With more than 220 million people employed worldwide and a long-term expected growth rate of around 4%, the travel and tourism sector ranks amongst the most important and dynamic growth markets of the future. Climate protection and sustainable business are key success factors for the industry’s long-term prospects as a global mobility service provider.
This topic is discussed in a new report, Towards a Low Carbon Travel & Tourism Sector, authored by the World Economic Forum together with leading international organisations and travel and tourism industry players, with analytical support and advice from Booz & Company.
The study marks the first time that the different players from such diverse clusters as airlines, hotels, cruise liners, tour operators and rental car companies have worked together to develop a collaborative approach to reduce the environmental impact of the overall sector, demonstrating its interconnectedness.
The report identifies a range of initiatives which could generate a reduction of more than one billion tons of carbon emissions in the next 30 years. For example, “green travel” initiatives include energy-efficient aircraft and engine designs, as well as new approaches to airspace management—such as NextGen (USA) or Single European Sky/SESAR in Europe—which optimise the use of airspace and therefore help to protect the climate.
But these efforts are not sufficient. The expected global long-term growth in the sector—around 4% through to 2035—will outweigh these expected carbon emissions savings. The study reveals that even allowing for the enormous efforts made in recent years and the demanding programmes that are underway, the CO2 footprint of the travel and tourism industry will significantly increase in the next 30 years.
Less-developed states, and emerging markets in particular, are additional drivers of emission growth. They still lag behind the industrialised countries that are the engines of a shift towards “green travel”. Economies like India and China, with their large populations, have their focus set on growth rather than on sustainable and ecological tourism.

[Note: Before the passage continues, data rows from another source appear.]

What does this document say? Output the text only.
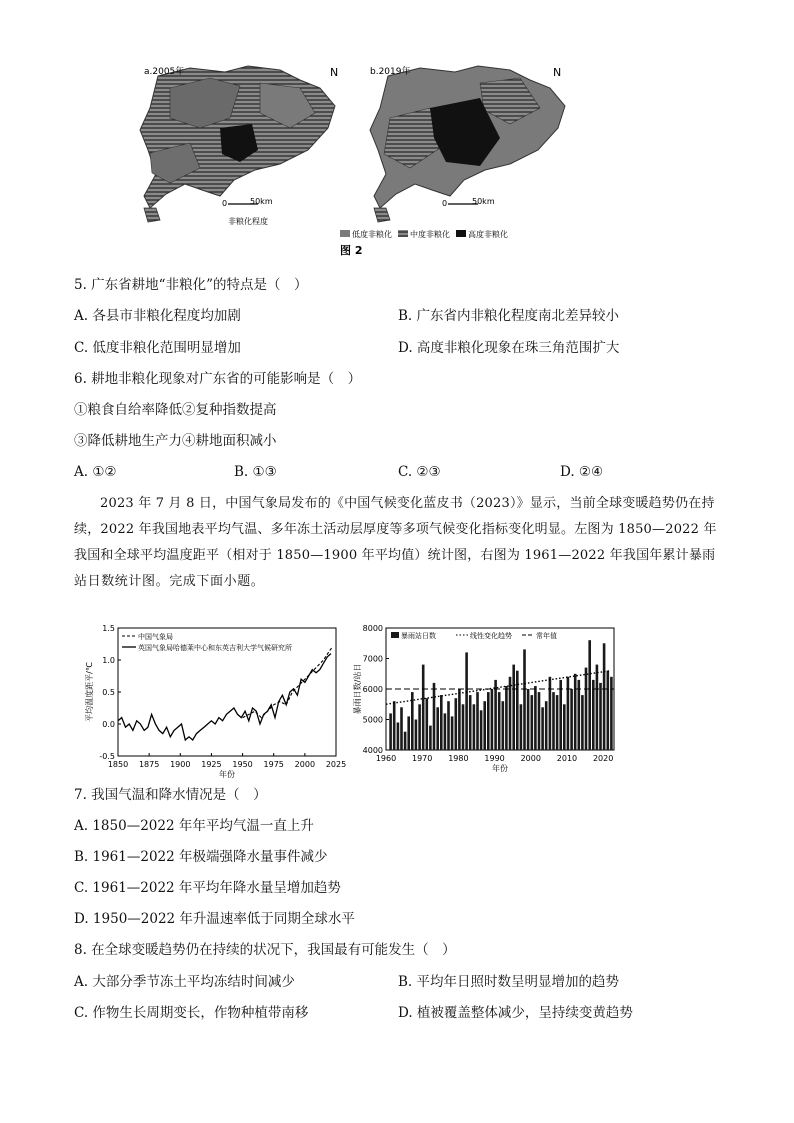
a.2005年	N
0	50km
非粮化程度
b.2019年	N
0	50km
低度非粮化 中度非粮化 高度非粮化
图 2
5. 广东省耕地“非粮化”的特点是（　）
A. 各县市非粮化程度均加剧	B. 广东省内非粮化程度南北差异较小
C. 低度非粮化范围明显增加	D. 高度非粮化现象在珠三角范围扩大
6. 耕地非粮化现象对广东省的可能影响是（　）
①粮食自给率降低②复种指数提高
③降低耕地生产力④耕地面积减小
A. ①②	B. ①③	C. ②③	D. ②④
2023 年 7 月 8 日，中国气象局发布的《中国气候变化蓝皮书（2023）》显示，当前全球变暖趋势仍在持
续，2022 年我国地表平均气温、多年冻土活动层厚度等多项气候变化指标变化明显。左图为 1850—2022 年
我国和全球平均温度距平（相对于 1850—1900 年平均值）统计图，右图为 1961—2022 年我国年累计暴雨
站日数统计图。完成下面小题。
-0.5
0.0
0.5
1.0
1.5
1850 1875 1900 1925 1950 1975 2000 2025
年份
平均温度距平/℃
中国气象局
英国气象局哈德莱中心和东英吉利大学气候研究所
4000
5000
6000
7000
8000
1960 1970 1980 1990 2000 2010 2020
年份
暴雨日数/站日
暴雨站日数	线性变化趋势	常年值
7. 我国气温和降水情况是（　）
A. 1850—2022 年年平均气温一直上升
B. 1961—2022 年极端强降水量事件减少
C. 1961—2022 年平均年降水量呈增加趋势
D. 1950—2022 年升温速率低于同期全球水平
8. 在全球变暖趋势仍在持续的状况下，我国最有可能发生（　）
A. 大部分季节冻土平均冻结时间减少	B. 平均年日照时数呈明显增加的趋势
C. 作物生长周期变长，作物种植带南移	D. 植被覆盖整体减少，呈持续变黄趋势
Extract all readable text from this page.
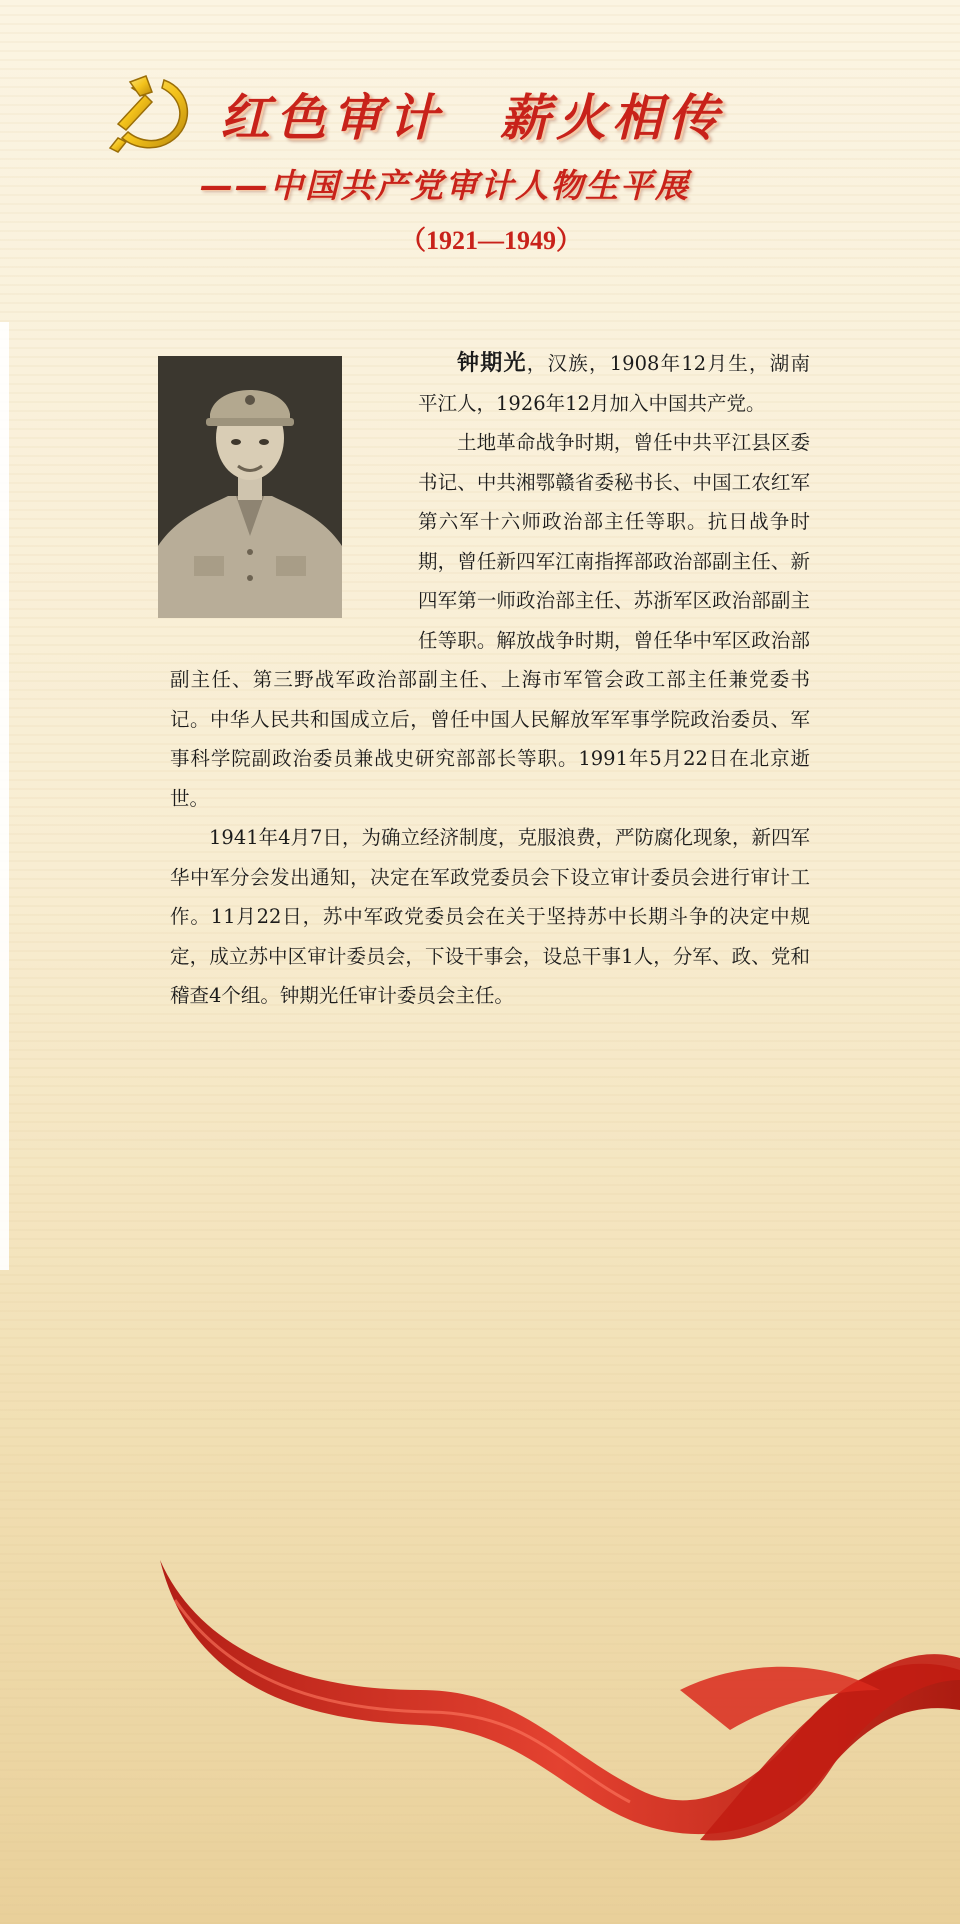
红色审计　薪火相传
——中国共产党审计人物生平展
（1921—1949）

钟期光，汉族，1908年12月生，湖南平江人，1926年12月加入中国共产党。

土地革命战争时期，曾任中共平江县区委书记、中共湘鄂赣省委秘书长、中国工农红军第六军十六师政治部主任等职。抗日战争时期，曾任新四军江南指挥部政治部副主任、新四军第一师政治部主任、苏浙军区政治部副主任等职。解放战争时期，曾任华中军区政治部副主任、第三野战军政治部副主任、上海市军管会政工部主任兼党委书记。中华人民共和国成立后，曾任中国人民解放军军事学院政治委员、军事科学院副政治委员兼战史研究部部长等职。1991年5月22日在北京逝世。

1941年4月7日，为确立经济制度，克服浪费，严防腐化现象，新四军华中军分会发出通知，决定在军政党委员会下设立审计委员会进行审计工作。11月22日，苏中军政党委员会在关于坚持苏中长期斗争的决定中规定，成立苏中区审计委员会，下设干事会，设总干事1人，分军、政、党和稽查4个组。钟期光任审计委员会主任。
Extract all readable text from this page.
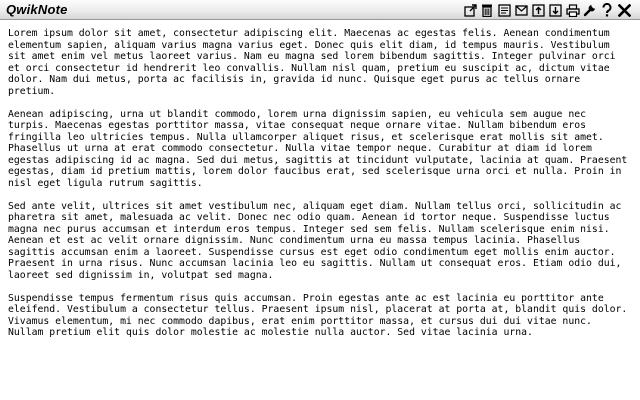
QwikNote

Lorem ipsum dolor sit amet, consectetur adipiscing elit. Maecenas ac egestas felis. Aenean condimentum elementum sapien, aliquam varius magna varius eget. Donec quis elit diam, id tempus mauris. Vestibulum sit amet enim vel metus laoreet varius. Nam eu magna sed lorem bibendum sagittis. Integer pulvinar orci et orci consectetur id hendrerit leo convallis. Nullam nisl quam, pretium eu suscipit ac, dictum vitae dolor. Nam dui metus, porta ac facilisis in, gravida id nunc. Quisque eget purus ac tellus ornare pretium.

Aenean adipiscing, urna ut blandit commodo, lorem urna dignissim sapien, eu vehicula sem augue nec turpis. Maecenas egestas porttitor massa, vitae consequat neque ornare vitae. Nullam bibendum eros fringilla leo ultricies tempus. Nulla ullamcorper aliquet risus, et scelerisque erat mollis sit amet. Phasellus ut urna at erat commodo consectetur. Nulla vitae tempor neque. Curabitur at diam id lorem egestas adipiscing id ac magna. Sed dui metus, sagittis at tincidunt vulputate, lacinia at quam. Praesent egestas, diam id pretium mattis, lorem dolor faucibus erat, sed scelerisque urna orci et nulla. Proin in nisl eget ligula rutrum sagittis.

Sed ante velit, ultrices sit amet vestibulum nec, aliquam eget diam. Nullam tellus orci, sollicitudin ac pharetra sit amet, malesuada ac velit. Donec nec odio quam. Aenean id tortor neque. Suspendisse luctus magna nec purus accumsan et interdum eros tempus. Integer sed sem felis. Nullam scelerisque enim nisi. Aenean et est ac velit ornare dignissim. Nunc condimentum urna eu massa tempus lacinia. Phasellus sagittis accumsan enim a laoreet. Suspendisse cursus est eget odio condimentum eget mollis enim auctor. Praesent in urna risus. Nunc accumsan lacinia leo eu sagittis. Nullam ut consequat eros. Etiam odio dui, laoreet sed dignissim in, volutpat sed magna.

Suspendisse tempus fermentum risus quis accumsan. Proin egestas ante ac est lacinia eu porttitor ante eleifend. Vestibulum a consectetur tellus. Praesent ipsum nisl, placerat at porta at, blandit quis dolor. Vivamus elementum, mi nec commodo dapibus, erat enim porttitor massa, et cursus dui dui vitae nunc. Nullam pretium elit quis dolor molestie ac molestie nulla auctor. Sed vitae lacinia urna.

In general, environmental issues are yet to be identified as a priority for top management. Co-ordination and organisation of an essentially multi-institutional approach admittedly presents obstacles, especially when it comes to collaborating within such a heterogeneous industry.
But there is room for hope. Beyond the current initiatives to minimise greenhouse gases, several promising measures were identified by the project team. For example, encouraging modal shifts from cars to mass-transit systems; the development of sustainable low carbon fuels in the aviation sector; and the deployment of renewable energies in the accommodation cluster are initiatives that need to be accelerated in the next 10 to 15 years in order to significantly reduce the tourism sector’s impact on climate change.
Above all, the main question will be the financing. Analysis by Booz & Company indicates that multi-billion dollar investment (of more than US$100 billion) is needed to create a CO2-neutral growth path for the industry. The high demand for financial support contrasts with economies that are being shaken by global recession. Travel and tourism, as a chronic low-margin sector, has even less financial scope for investments in sustainability programmes.
Nevertheless the situation is by no means unfavourable. The current economic crisis is a particularly good time to be investing in future technology and pursuing new strategic approaches for combating global climate change. The public stimulus packages that have been set up by many governments should be used for a new deal for the tourism industry. To that end, the report underscores the need for incentives such as tax exemptions for investments in energy-efficient technologies, along with sector-specific sustainability standards.
The long-term aim of becoming a CO2-neutral sector can only be achieved through joint action involving the whole industry, including states, NGOs and the private sector.